Par jugement du 14 janvier 2010, le Tribunal de grande instance de Toulouse a débouté M. Eric Berge de ses demandes, dit n'y avoir lieu à application de l'article 700 du Code de procédure civile et laissé les dépens à la charge de M. Eric Berge.
M. Eric Berge, bénéficiaire de l'aide juridictionnelle totale, a interjeté appel le 23 décembre 2010.
M. Eric Berge a déposé des écritures le 21 avril 2011.
La SA Gerca France Import a déposé des écritures le 9 août 2011.
L'ordonnance de clôture est intervenue le 26 juin 2012.
Moyens et prétentions des parties
Dans ses écritures, auxquelles il est expressément renvoyé pour l'énoncé du détail de l'argumentation, au visa des articles 1134 et suivants, 1184 du Code civil, L. 134-1 et suivants, R. 134-1 du Code de commerce, M. Eric Berge conclut à l'infirmation de la décision de première instance. Il sollicite :
- la condamnation de la SA Gerca France Import à lui payer les sommes suivantes :
- 17 000 euro à titre d'indemnité compensatrice en réparation du préjudice subi,
- 2 125 euro à titre d'indemnité compensatrice de préavis,
- le solde des commissions qui lui sont dues,
- 3 500 euro sur le fondement de l'article 700 du Code de procédure civile,
- la majoration de ces sommes au taux légal à compter de la rupture intervenue le 7 mai 2009,
- la condamnation de la SA Gerca France Import à produire, sous astreinte, les documents comptables lui permettant de vérifier le montant des commissions qui lui sont dues.

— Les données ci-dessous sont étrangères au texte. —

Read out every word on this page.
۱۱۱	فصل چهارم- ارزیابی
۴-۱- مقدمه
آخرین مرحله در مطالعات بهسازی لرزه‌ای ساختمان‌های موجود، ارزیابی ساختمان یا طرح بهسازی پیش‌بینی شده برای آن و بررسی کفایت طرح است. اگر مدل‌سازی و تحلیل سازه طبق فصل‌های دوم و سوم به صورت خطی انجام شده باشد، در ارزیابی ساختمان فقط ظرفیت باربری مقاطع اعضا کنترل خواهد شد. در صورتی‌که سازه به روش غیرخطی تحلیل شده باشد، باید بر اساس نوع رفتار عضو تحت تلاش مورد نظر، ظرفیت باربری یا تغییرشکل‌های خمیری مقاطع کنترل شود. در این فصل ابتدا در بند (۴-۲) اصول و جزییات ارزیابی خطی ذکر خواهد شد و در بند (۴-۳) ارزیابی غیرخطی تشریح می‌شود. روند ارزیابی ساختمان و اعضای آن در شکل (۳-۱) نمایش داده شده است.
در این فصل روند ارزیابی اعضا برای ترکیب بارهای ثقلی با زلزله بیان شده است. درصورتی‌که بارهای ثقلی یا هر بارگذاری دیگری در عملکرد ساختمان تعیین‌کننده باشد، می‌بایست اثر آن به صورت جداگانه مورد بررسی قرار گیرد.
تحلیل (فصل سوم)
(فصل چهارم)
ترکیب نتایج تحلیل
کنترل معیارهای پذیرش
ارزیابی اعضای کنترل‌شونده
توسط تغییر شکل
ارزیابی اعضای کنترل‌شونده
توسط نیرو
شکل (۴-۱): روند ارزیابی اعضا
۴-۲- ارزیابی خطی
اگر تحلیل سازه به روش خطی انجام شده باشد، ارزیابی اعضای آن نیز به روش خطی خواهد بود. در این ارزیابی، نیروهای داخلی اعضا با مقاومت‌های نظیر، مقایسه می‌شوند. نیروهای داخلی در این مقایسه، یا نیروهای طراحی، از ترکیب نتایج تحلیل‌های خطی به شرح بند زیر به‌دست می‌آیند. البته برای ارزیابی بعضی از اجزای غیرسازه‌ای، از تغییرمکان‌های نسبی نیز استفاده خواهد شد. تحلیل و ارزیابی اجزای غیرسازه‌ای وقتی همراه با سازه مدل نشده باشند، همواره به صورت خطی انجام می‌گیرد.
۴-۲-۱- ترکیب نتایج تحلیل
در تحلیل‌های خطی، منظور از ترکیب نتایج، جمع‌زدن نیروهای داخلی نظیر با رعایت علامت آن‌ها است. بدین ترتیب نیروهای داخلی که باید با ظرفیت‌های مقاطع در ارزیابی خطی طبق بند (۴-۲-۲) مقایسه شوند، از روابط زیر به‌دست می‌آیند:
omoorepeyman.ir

L'appelant développe les moyens suivants :
- les premiers juges n'ont nullement caractérisé une faute grave dans l'exécution du contrat d'agent commercial, justifiant la privation de l'indemnité de rupture,
- le seul véritable grief invoqué par la SA Gerca France Import est l'insuffisance de résultats qui ne constitue pas la preuve d'une faute grave,
- la comparaison avec deux autres agents commerciaux n'est pas probante en étant dans l'ignorance de leurs conditions exactes d'activité,
- la carte géographique censée illustrer la localisation des interventions de M. Eric Berge sur son secteur est erronée, d'autant que l'absence de prise de commandes ne signifie pas absence de prospection et que la SA Gerca France Import est responsable de la baisse d'activités,
- la non-atteinte d'un objectif contractuel ne peut pas davantage constituer cette preuve alors même qu'en l'espèce l'objectif n'était pas raisonnable, son successeur ayant réalisé en cinq mois un volume d'activité légèrement supérieur au tiers de l'objectif assigné à l'appelant,
- sur le montant de l'indemnité compensatrice, le calcul habituellement pratiqué prenant en compte 24 mois de commissions aboutit à la somme de 14 664 euro qui doit être portée à 17 000 euro en raison du rachat du contrat à son prédécesseur, rachat pour lequel il s'est endetté,
- l'indemnité compensatrice de préavis correspond à trois mois contractuellement prévu.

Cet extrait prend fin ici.